Wagner as a conglomerate

My last article depicted the Prigozhin/Wagner adventure as a business deal gone bad. With Prigozhin's difficulties in Ukraine, one of the demands was for Wagner to draw down its forces in Ukraine, cut its losses — as any good businessman does when faced with reversals — and relocate back to Africa and the Middle East, where Prigozhin may have the bulk of his wealth. But with what transpired and the sensitivity of Wagner as Russia's dubious instrument of foreign policy, there was no way Putin would allow Prigozhin to play a role. His exile in Belarus, if true, may be permanent — and there, permanently terminated.

Putin's revenge, to salvage whatever is left of his tattered aura, will have to be swift, total and deadly. A purge of Wagner supporters and Prigozhin's people is reportedly underway. Gen. Sergei Surovikin, the deputy commander of Russia's military operations in Ukraine, has reportedly been arrested and detained.

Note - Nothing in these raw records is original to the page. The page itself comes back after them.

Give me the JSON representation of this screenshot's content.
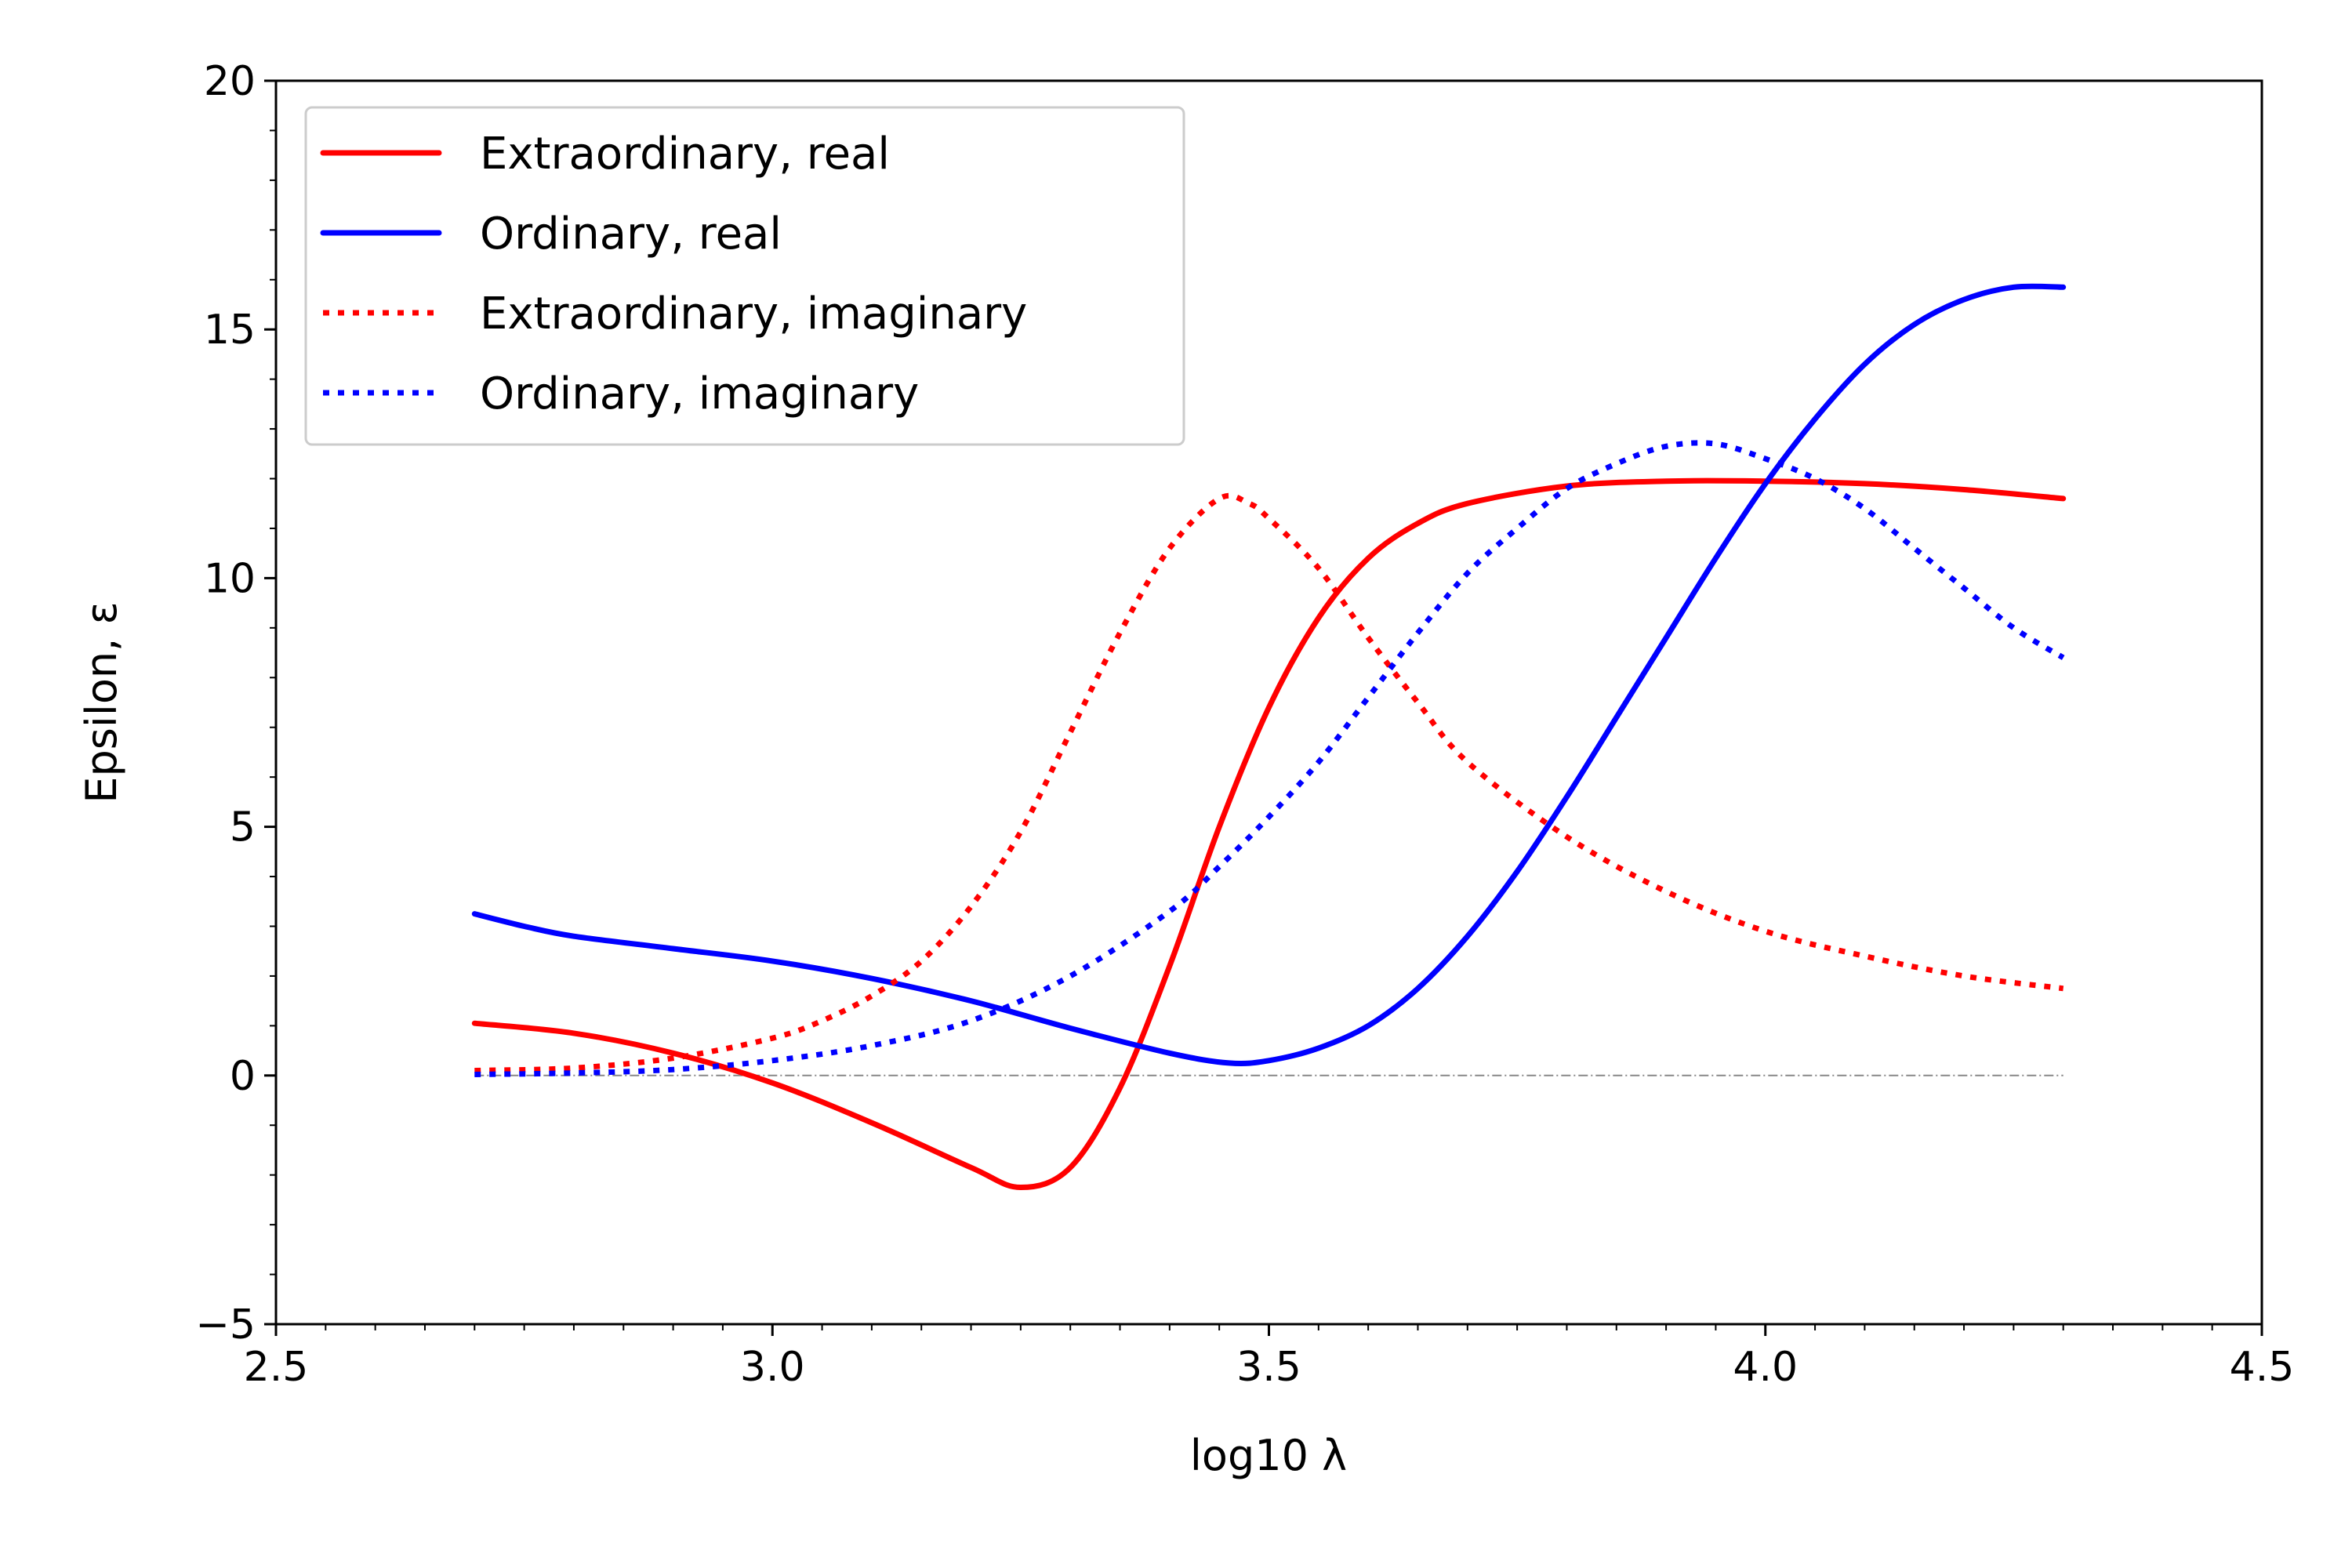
{
  "chart_data": {
    "type": "line",
    "title": "",
    "xlabel": "log10 λ",
    "ylabel": "Epsilon, ε",
    "xlim": [
      2.5,
      4.5
    ],
    "ylim": [
      -5,
      20
    ],
    "x_ticks": [
      "2.5",
      "3.0",
      "3.5",
      "4.0",
      "4.5"
    ],
    "y_ticks": [
      "−5",
      "0",
      "5",
      "10",
      "15",
      "20"
    ],
    "grid": false,
    "legend_position": "top-left",
    "reference_line": {
      "y": 0,
      "from_x": 2.7,
      "to_x": 4.3,
      "color": "#888888",
      "style": "dash-dot"
    },
    "series": [
      {
        "name": "Extraordinary, real",
        "color": "#ff0000",
        "style": "solid",
        "points": [
          [
            2.7,
            1.05
          ],
          [
            2.8,
            0.85
          ],
          [
            2.9,
            0.45
          ],
          [
            3.0,
            -0.15
          ],
          [
            3.1,
            -0.95
          ],
          [
            3.2,
            -1.85
          ],
          [
            3.25,
            -2.25
          ],
          [
            3.3,
            -1.85
          ],
          [
            3.35,
            -0.25
          ],
          [
            3.4,
            2.2
          ],
          [
            3.45,
            5.0
          ],
          [
            3.5,
            7.4
          ],
          [
            3.55,
            9.2
          ],
          [
            3.6,
            10.4
          ],
          [
            3.65,
            11.1
          ],
          [
            3.7,
            11.5
          ],
          [
            3.8,
            11.85
          ],
          [
            3.9,
            11.95
          ],
          [
            4.0,
            11.95
          ],
          [
            4.1,
            11.9
          ],
          [
            4.2,
            11.78
          ],
          [
            4.3,
            11.6
          ]
        ]
      },
      {
        "name": "Ordinary, real",
        "color": "#0000ff",
        "style": "solid",
        "points": [
          [
            2.7,
            3.25
          ],
          [
            2.75,
            3.0
          ],
          [
            2.8,
            2.8
          ],
          [
            2.9,
            2.55
          ],
          [
            3.0,
            2.3
          ],
          [
            3.1,
            1.95
          ],
          [
            3.2,
            1.5
          ],
          [
            3.3,
            0.95
          ],
          [
            3.4,
            0.45
          ],
          [
            3.46,
            0.25
          ],
          [
            3.5,
            0.3
          ],
          [
            3.55,
            0.55
          ],
          [
            3.6,
            1.0
          ],
          [
            3.65,
            1.75
          ],
          [
            3.7,
            2.8
          ],
          [
            3.75,
            4.1
          ],
          [
            3.8,
            5.6
          ],
          [
            3.85,
            7.2
          ],
          [
            3.9,
            8.8
          ],
          [
            3.95,
            10.4
          ],
          [
            4.0,
            11.9
          ],
          [
            4.05,
            13.2
          ],
          [
            4.1,
            14.3
          ],
          [
            4.15,
            15.1
          ],
          [
            4.2,
            15.6
          ],
          [
            4.25,
            15.85
          ],
          [
            4.3,
            15.85
          ]
        ]
      },
      {
        "name": "Extraordinary, imaginary",
        "color": "#ff0000",
        "style": "dotted",
        "points": [
          [
            2.7,
            0.1
          ],
          [
            2.8,
            0.15
          ],
          [
            2.9,
            0.35
          ],
          [
            3.0,
            0.75
          ],
          [
            3.05,
            1.1
          ],
          [
            3.1,
            1.6
          ],
          [
            3.15,
            2.3
          ],
          [
            3.2,
            3.4
          ],
          [
            3.25,
            4.9
          ],
          [
            3.3,
            6.9
          ],
          [
            3.35,
            8.9
          ],
          [
            3.4,
            10.6
          ],
          [
            3.45,
            11.6
          ],
          [
            3.48,
            11.5
          ],
          [
            3.5,
            11.2
          ],
          [
            3.55,
            10.2
          ],
          [
            3.6,
            8.8
          ],
          [
            3.65,
            7.5
          ],
          [
            3.7,
            6.3
          ],
          [
            3.8,
            4.8
          ],
          [
            3.9,
            3.7
          ],
          [
            4.0,
            2.9
          ],
          [
            4.1,
            2.4
          ],
          [
            4.2,
            2.0
          ],
          [
            4.3,
            1.75
          ]
        ]
      },
      {
        "name": "Ordinary, imaginary",
        "color": "#0000ff",
        "style": "dotted",
        "points": [
          [
            2.7,
            0.02
          ],
          [
            2.8,
            0.05
          ],
          [
            2.9,
            0.12
          ],
          [
            3.0,
            0.3
          ],
          [
            3.1,
            0.6
          ],
          [
            3.2,
            1.1
          ],
          [
            3.3,
            2.0
          ],
          [
            3.4,
            3.3
          ],
          [
            3.45,
            4.2
          ],
          [
            3.5,
            5.2
          ],
          [
            3.55,
            6.3
          ],
          [
            3.6,
            7.6
          ],
          [
            3.65,
            8.9
          ],
          [
            3.7,
            10.1
          ],
          [
            3.75,
            11.0
          ],
          [
            3.8,
            11.8
          ],
          [
            3.85,
            12.3
          ],
          [
            3.9,
            12.65
          ],
          [
            3.95,
            12.7
          ],
          [
            4.0,
            12.4
          ],
          [
            4.05,
            12.0
          ],
          [
            4.1,
            11.4
          ],
          [
            4.15,
            10.6
          ],
          [
            4.2,
            9.8
          ],
          [
            4.25,
            9.0
          ],
          [
            4.3,
            8.4
          ]
        ]
      }
    ]
  }
}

Surovikin is a highly decorated veteran of Russia's wars in Chechnya and Syria and has a reputation for ruthlessness in Ukraine, earning him the sobriquet "General Armageddon." Putin's long arm of reprisal has netted Wagner chiefs in Syria, now detained by Russian military police.

Unconfirmed reports are now filtering in that some of those Wagner leaders have been summarily executed; others recalled from overseas are facing a bleak future in the motherland.

An entr'acte

With this fiasco, the weak and pathetic Putin becomes doubly dangerous, as this wounded man in the next few intervals will have to compensate for his effeminate response to an open defiance by a subaltern — before the eyes of the world, but more humiliatingly, among the Kremlin's Brutuses, Cascas and Cassiuses, now sharpening their daggers, emboldened by the vulnerability of a wounded gladiator.

In a totalitarian setting, leadership and regime change are seldom gentleman's sports. And Putin's is no longer just the game in town. We have on the periphery less powerful men than Putin; nonetheless, their collective interests may no longer align with those of Russia's strongman. Their concerted or individual action before an enfeebled despot, burdened by a war in Ukraine, may be what is needed to topple him. In the next few months, more reversals will happen in the Ukraine theater, perhaps compelling Putin to cut Russia's losses — to survive. But his days may be numbered. It is no longer a win-win for him, and Ukraine will continue to be Russia's graveyard — and perhaps his, too. Either way, he is a dead man walking.

Speculations

Looking back to December 1991, Gorbachev, an ally of Yeltsin, resigned the presidency of the Soviet Union, precipitating the dissolution of the USSR and the incipiency of Russia under Boris Yeltsin. It was not a bloody regime change. This could be a template for the four factions dominant in the Kremlin. One may emerge — bloodlessly to replace Putin.